On Tuesday afternoon I happened to be live on the Business News Network at 3:20 and I laid out the macro plan for the viewers.  It’s just the condensed version of what the Members and I had been discussing for weeks and it all came to a head yesterday morning when the BOJ disastrously picked that morning to manipulate the Dollar higher, which sent the PRICE (but not the value) of US equities falling off a cliff.  

Note that this is the kind of advice Phil Pearlman has banned from Stock Twits (he not only turned off the account we were freely giving away but he ERASED ALL RECORDS OF OUR TWEETS) which I think were much better than the advice they sell you, a lot of which was pro oil while I was anti oil so how many Billions of Dollars did Phil Pearlman cost StockTwit readers by banning the free, alternate viewpoint with oil over $100 (now $86)?  Can a company be sued for censoring information by their readers?  Good luck with that IPO Mr. Twit!  Anyone interested in setting up a competing service – please contact me! 

Anyway, back to the markets!  So our followers on Facebook and LinkedIn and Seeking Alpha were all aware of the trade ideas that were banned from Twitter and we took many bearish positions during the week, up to and including yesterday.  Our logic is that, even if the jobs numbers are good (8:30 update – up 117,000), they won’t be enough compared to last month’s 18,000 and "good" jobs numbers push QE3 back off the table and the economy is STILL a disaster so this does not "fix" our overall problems.  

Nonetheless, we did play the futures up this morning as my 3:30 am Alert to Members suggested oil futures could be played over the $84 line (now $86.80, up $2,800 per contract) and gasoline could be played over $2.70 (now $2.78, up $3,360 per contract).  As chat moved on we went long on the S&P over the 1,200 line (now 1,207, up $700 per contract) and the Russell at 720 (now 730, up $1,000 per contract) and finally, we picked the Nikkei long off the 9,300 line and they spiked up past 9,400 on the jobs report before stopping out (up $500 per contract).  So, as usual, you get, BY FAR, the most bang for your Futures buck from oil and gasoline but they are very, very dangerous contracts to trade!

We are in take the bullish money and run mode in the futures, of course and will be at the open if we get a good relief rally.  As I said at the top of this post, it’s 2% or bust today as that’s the WEAK bounce we expect off the 10% drop in our indexes.  Europe turned around a 3% gap down at the open and, at 9am, we have the FTSE and DAX down less than 1% and the CAC up 1% – we’ll see if that lasts into their close at 11:30.  The Dollar fell from a high of 75.65 yesterday (Yentervention) to 75.20 today so that’s half a point that our markets SHOULD be up based on price alone.  That makes the little 0.7% pop we got off the jobs numbers less than impressive so far.  

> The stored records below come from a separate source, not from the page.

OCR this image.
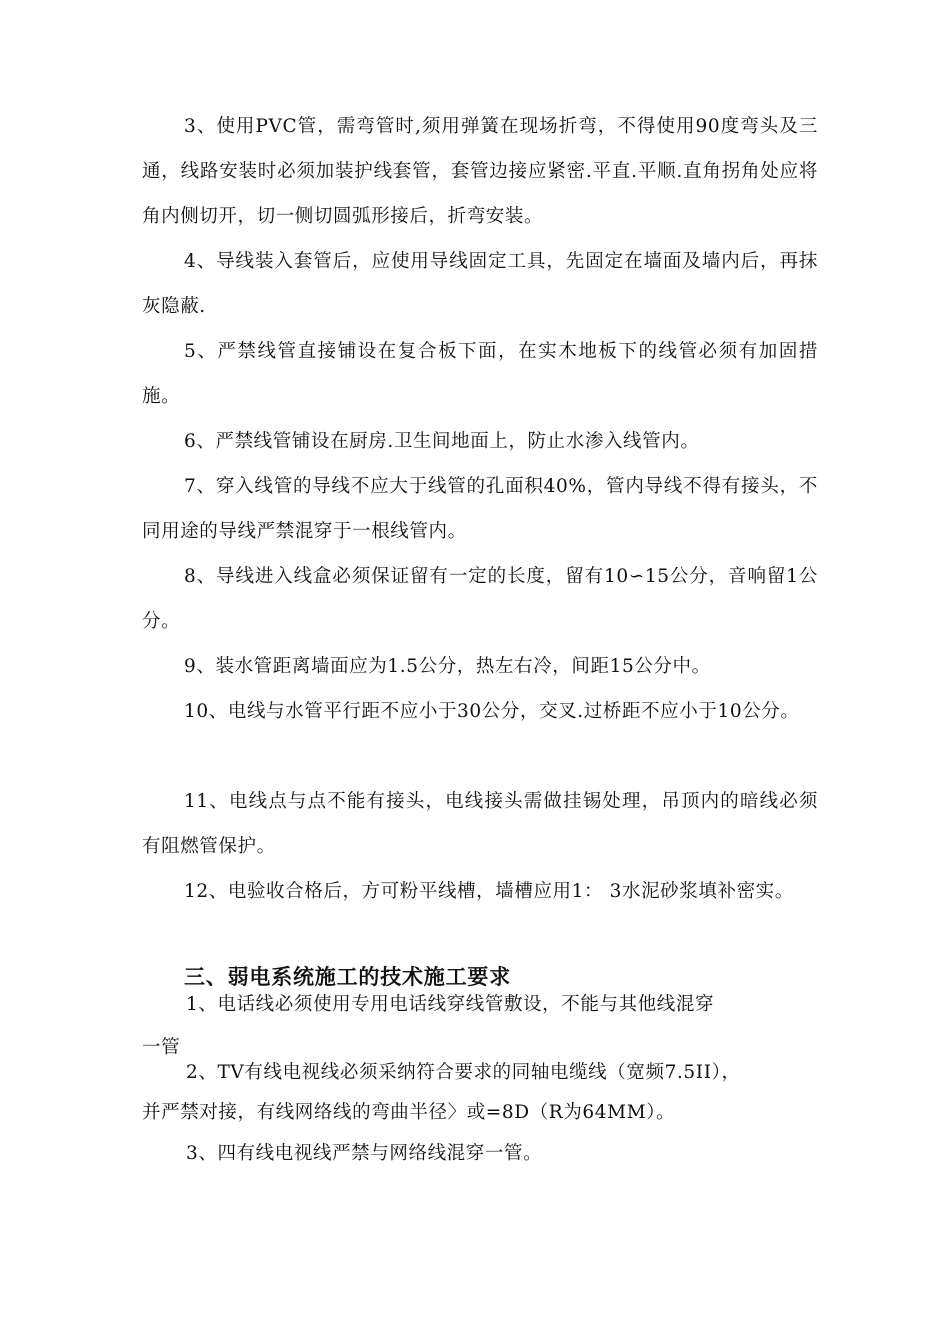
3、使用PVC管，需弯管时,须用弹簧在现场折弯，不得使用90度弯头及三通，线路安装时必须加装护线套管，套管边接应紧密.平直.平顺.直角拐角处应将角内侧切开，切一侧切圆弧形接后，折弯安装。

4、导线装入套管后，应使用导线固定工具，先固定在墙面及墙内后，再抹灰隐蔽.

5、严禁线管直接铺设在复合板下面，在实木地板下的线管必须有加固措施。

6、严禁线管铺设在厨房.卫生间地面上，防止水渗入线管内。

7、穿入线管的导线不应大于线管的孔面积40%，管内导线不得有接头，不同用途的导线严禁混穿于一根线管内。

8、导线进入线盒必须保证留有一定的长度，留有10∽15公分，音响留1公分。

9、装水管距离墙面应为1.5公分，热左右冷，间距15公分中。

10、电线与水管平行距不应小于30公分，交叉.过桥距不应小于10公分。

11、电线点与点不能有接头，电线接头需做挂锡处理，吊顶内的暗线必须有阻燃管保护。

12、电验收合格后，方可粉平线槽，墙槽应用1： 3水泥砂浆填补密实。

三、弱电系统施工的技术施工要求

1、电话线必须使用专用电话线穿线管敷设，不能与其他线混穿

一管

2、TV有线电视线必须采纳符合要求的同轴电缆线（宽频7.5II），

并严禁对接，有线网络线的弯曲半径〉或=8D（R为64MM）。

3、四有线电视线严禁与网络线混穿一管。
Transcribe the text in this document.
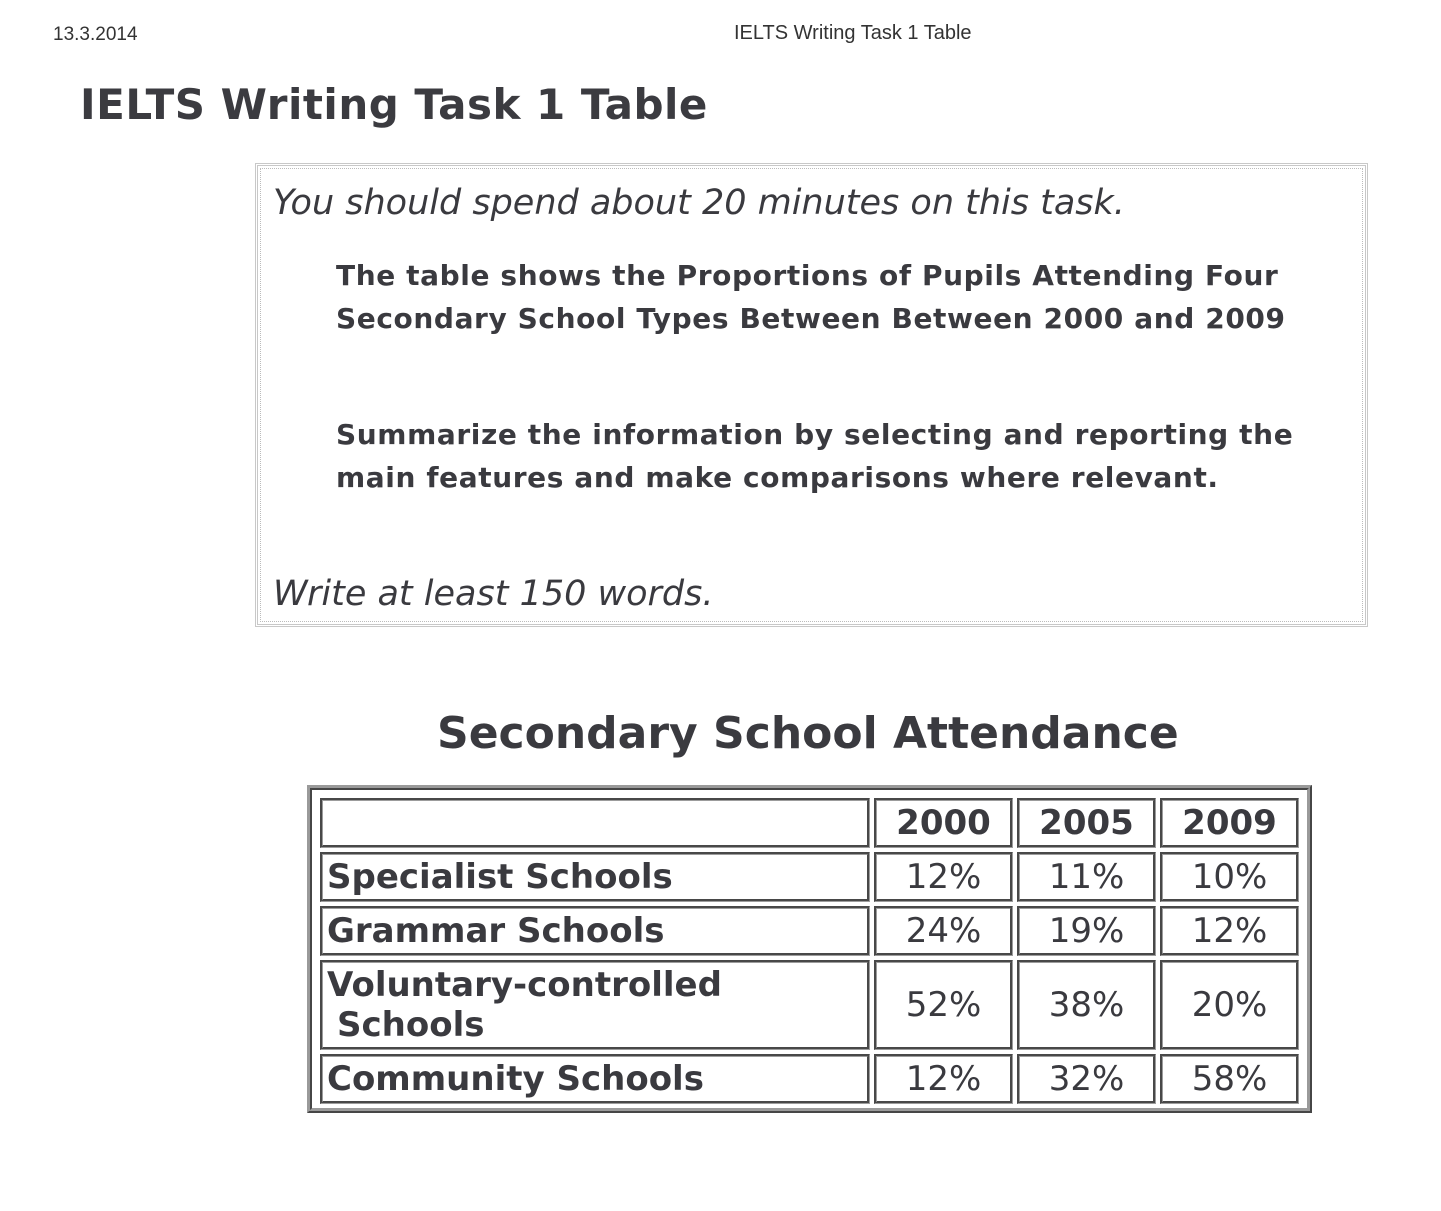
13.3.2014	IELTS Writing Task 1 Table
IELTS Writing Task 1 Table

You should spend about 20 minutes on this task.

The table shows the Proportions of Pupils Attending Four Secondary School Types Between Between 2000 and 2009

Summarize the information by selecting and reporting the main features and make comparisons where relevant.

Write at least 150 words.

Secondary School Attendance
	2000	2005	2009
Specialist Schools	12%	11%	10%
Grammar Schools	24%	19%	12%

Voluntary-controlled
Schools	52%	38%	20%
Community Schools	12%	32%	58%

We are also taking the bearish money and running as our goal is to get cahsy and neutral this weekend because CASH IS FLEXIBLE and we will have a lot more information next week to place our bets on.  I will be updating our very popular Income Virtual Portfolio as well as our $25,000 Virtual Portfolio (around $60,000 virtual dollar now!) over the weekend and we will discuss our strategy going forward but, for today, let’s be happy to get back to cash and not try to force things.  That was our plan when we topped out at the end of June and now we are – HOPEFULLY – at the bottom of our range – but we won’t know that until these levels hold up through Tuesday’s Fed announcement.  

Until then, a wise prognosticator knows when NOT to prognosticate!